The court’s conservatives would be expected to uphold the death penalty, with Justice Anthony Kennedy, a conservative appointed by President Ronald Reagan, likely to be the swing vote. He joined liberals in the majority in 2002, when the court banned death sentences for the mentally disabled, and in a 2005 case in which the court said that people sentenced to death for offenses committed as juveniles could not be executed. But he voted with his fellow conservatives in June’s lethal injection case.
Some death penalty experts have suggested that Breyer’s dissent in the Oklahoma case may have been carefully aimed.
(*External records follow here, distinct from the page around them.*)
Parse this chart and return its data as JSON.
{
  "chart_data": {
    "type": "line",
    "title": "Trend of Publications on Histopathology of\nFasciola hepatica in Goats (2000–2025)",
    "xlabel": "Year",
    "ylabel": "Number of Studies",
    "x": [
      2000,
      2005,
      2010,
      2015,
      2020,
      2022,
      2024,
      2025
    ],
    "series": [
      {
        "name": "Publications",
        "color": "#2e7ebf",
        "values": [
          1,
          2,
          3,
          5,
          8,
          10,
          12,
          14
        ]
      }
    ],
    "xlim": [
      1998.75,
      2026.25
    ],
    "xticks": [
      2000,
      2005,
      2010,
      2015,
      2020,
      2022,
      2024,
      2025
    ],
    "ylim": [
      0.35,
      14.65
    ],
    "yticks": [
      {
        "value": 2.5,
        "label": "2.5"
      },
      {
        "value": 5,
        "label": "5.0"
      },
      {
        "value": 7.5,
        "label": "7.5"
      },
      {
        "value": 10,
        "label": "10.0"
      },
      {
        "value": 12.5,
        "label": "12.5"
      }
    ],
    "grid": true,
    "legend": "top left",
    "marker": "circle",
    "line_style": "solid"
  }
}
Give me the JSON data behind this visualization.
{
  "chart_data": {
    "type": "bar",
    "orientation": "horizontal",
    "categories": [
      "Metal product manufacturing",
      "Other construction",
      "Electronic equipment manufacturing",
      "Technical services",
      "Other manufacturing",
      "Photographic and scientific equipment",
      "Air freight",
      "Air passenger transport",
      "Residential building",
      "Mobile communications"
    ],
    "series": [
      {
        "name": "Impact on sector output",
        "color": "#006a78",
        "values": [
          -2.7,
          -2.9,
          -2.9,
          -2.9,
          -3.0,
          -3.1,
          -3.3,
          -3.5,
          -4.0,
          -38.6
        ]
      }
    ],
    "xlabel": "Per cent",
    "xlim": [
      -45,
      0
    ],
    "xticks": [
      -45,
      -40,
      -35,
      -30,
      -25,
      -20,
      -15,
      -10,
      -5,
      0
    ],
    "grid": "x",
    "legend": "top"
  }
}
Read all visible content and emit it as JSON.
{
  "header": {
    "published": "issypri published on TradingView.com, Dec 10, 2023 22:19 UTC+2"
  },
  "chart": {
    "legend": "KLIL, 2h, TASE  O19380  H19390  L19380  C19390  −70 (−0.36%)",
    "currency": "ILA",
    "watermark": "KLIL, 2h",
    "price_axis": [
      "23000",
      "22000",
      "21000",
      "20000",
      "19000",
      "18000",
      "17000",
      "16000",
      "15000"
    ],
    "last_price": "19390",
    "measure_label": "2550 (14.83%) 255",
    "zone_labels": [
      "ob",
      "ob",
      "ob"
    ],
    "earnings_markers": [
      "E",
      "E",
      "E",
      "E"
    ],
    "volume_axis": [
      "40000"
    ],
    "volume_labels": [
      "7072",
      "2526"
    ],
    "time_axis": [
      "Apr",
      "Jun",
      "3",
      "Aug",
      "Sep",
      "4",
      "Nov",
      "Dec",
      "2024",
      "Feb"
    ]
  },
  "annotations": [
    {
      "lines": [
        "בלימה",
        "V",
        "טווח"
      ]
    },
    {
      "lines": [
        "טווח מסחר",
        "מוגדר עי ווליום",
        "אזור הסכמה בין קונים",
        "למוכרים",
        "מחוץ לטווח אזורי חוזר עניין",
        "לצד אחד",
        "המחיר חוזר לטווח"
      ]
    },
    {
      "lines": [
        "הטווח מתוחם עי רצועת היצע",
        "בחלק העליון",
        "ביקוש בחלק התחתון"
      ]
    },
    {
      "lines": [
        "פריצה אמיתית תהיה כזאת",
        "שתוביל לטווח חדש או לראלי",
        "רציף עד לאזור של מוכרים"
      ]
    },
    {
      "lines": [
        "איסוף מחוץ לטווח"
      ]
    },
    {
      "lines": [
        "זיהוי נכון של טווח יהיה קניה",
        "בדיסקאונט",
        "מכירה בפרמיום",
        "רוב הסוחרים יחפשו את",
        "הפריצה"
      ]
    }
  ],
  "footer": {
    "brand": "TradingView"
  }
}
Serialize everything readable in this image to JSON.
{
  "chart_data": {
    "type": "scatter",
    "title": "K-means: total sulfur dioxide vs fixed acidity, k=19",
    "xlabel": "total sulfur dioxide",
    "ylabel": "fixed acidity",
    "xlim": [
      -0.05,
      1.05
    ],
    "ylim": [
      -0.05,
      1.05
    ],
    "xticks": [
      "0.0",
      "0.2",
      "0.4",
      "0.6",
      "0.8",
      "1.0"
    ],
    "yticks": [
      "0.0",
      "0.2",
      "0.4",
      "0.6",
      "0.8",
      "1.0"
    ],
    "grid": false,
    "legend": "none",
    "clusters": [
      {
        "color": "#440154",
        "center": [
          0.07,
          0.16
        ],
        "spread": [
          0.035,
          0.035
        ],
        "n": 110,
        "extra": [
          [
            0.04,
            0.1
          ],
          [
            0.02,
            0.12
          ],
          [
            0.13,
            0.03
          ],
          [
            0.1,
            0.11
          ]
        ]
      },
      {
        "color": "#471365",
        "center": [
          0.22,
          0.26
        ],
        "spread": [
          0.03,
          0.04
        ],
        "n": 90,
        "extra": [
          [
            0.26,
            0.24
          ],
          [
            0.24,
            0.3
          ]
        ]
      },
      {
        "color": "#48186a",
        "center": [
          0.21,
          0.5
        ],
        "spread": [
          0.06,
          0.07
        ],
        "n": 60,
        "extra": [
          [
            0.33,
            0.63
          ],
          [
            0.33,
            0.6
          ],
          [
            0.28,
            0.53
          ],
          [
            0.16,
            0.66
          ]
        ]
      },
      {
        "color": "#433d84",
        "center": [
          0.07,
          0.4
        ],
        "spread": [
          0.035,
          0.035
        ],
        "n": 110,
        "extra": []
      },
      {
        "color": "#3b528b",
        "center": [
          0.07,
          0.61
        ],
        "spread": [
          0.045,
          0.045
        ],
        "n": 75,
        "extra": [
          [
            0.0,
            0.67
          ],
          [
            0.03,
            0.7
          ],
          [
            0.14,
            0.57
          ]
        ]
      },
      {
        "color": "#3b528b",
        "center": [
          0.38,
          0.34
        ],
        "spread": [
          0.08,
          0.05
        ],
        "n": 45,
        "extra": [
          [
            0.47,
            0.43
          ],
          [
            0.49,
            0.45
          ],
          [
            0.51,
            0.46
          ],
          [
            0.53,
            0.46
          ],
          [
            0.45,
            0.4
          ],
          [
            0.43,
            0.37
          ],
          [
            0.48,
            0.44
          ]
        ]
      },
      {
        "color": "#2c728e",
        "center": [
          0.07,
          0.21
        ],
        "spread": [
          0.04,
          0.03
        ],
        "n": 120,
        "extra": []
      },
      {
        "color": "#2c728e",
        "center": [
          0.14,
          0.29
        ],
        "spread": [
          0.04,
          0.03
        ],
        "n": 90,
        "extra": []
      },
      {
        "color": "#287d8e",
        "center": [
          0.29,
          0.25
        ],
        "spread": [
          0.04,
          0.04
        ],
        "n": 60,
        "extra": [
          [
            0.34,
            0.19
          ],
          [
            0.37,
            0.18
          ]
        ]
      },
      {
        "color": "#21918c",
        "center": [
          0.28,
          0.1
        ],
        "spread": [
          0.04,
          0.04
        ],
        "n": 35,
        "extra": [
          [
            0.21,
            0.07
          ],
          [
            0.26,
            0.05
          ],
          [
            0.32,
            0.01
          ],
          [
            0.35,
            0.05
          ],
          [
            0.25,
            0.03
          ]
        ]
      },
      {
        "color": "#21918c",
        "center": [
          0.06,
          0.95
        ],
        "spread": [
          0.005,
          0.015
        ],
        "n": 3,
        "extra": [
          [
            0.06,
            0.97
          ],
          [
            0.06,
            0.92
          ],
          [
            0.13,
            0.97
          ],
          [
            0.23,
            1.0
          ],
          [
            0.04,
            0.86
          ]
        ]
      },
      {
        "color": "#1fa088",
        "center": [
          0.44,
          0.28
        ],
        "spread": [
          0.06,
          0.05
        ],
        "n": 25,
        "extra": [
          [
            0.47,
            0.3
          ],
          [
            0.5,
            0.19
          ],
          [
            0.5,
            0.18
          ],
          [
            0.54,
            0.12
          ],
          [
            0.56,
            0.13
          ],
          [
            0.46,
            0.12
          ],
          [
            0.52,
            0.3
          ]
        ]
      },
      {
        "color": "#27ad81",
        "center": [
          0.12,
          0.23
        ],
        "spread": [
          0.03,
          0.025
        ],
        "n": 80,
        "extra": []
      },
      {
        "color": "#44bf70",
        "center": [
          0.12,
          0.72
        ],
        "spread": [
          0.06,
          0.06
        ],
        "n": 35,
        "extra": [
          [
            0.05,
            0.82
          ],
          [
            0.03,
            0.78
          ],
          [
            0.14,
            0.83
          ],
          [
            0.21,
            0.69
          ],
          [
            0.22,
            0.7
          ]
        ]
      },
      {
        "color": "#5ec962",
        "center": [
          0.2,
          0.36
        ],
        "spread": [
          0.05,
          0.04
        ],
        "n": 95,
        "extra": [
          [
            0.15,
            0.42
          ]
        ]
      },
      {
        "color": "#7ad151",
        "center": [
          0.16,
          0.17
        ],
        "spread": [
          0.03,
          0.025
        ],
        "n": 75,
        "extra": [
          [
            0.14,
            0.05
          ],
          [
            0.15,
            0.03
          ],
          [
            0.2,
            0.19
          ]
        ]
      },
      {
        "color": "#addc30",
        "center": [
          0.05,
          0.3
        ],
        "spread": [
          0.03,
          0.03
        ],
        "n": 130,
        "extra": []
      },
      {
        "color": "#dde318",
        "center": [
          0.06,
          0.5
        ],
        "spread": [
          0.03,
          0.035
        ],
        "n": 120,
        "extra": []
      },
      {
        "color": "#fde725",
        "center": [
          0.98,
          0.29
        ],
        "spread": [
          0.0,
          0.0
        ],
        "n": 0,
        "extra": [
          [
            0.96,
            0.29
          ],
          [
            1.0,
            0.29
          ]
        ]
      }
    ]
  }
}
He was “writing not just for the public, but for Justice Kennedy,” said Robert Dunham, executive director of the Death Penalty Information Center, a nonprofit that tracks the issue and does not take a stand on whether capital punishment should be abolished.
NIBBLING AROUND THE EDGES
Although death penalty opponents are now on alert that Breyer and Ginsburg are interested in a case that squarely attacks the death penalty, it could take time for the right case to come to the court. In the meantime, if the court-watchers’ interpretations of Breyer and Ginsburg’s moves this summer are accurate, the justices will likely continue to consider more discrete legal issues that nibble around the edges of the bigger constitutional question.
The case this fall most likely to attract public attention to capital punishment involves allegations of prosecutorial misconduct in Georgia. In that case, a black man, Timothy Foster, was sentenced to death by an all-white jury, and the question before the Supreme Court will be whether prosecutors unlawfully struck potential black members of the jury. [ID: nL1N0YH22B]
Two other cases scheduled for the session will focus on narrower, state-specific issues concerning the death penalty process in Kansas and Florida.
The high court has not seriously debated the constitutionality of the death penalty since the 1970s. In 1972, the justices effectively suspended it in the landmark Furman v. Georgia decision, ruling that the punishment was being imposed unconstitutionally. But the decision allowed states to re-write their laws to address the problem. Within four years, the court had approved new standards for death penalty cases, saying that, if states conformed to them, the punishment was constitutional.
The death penalty is on the books in 31 states, and the federal government also authorizes the punishment in cases it prosecutes.
There are signs that the U.S. public is turning away from the death penalty. The number of death sentences imposed fell to a 20-year low in 2014, according to the Death Penalty Information Center.
The high-profile ruling in June, Glossip v. Gross, came at a time of increased focus on the death penalty following several botched executions. The lead plaintiff in that case, convicted murderer Richard Glossip, received a last minute stay from the Oklahoma Court of Criminal Appeals on Sept. 16, after filing new court papers claiming his innocence. His execution has since been rescheduled for Sept. 30 absent further court intervention.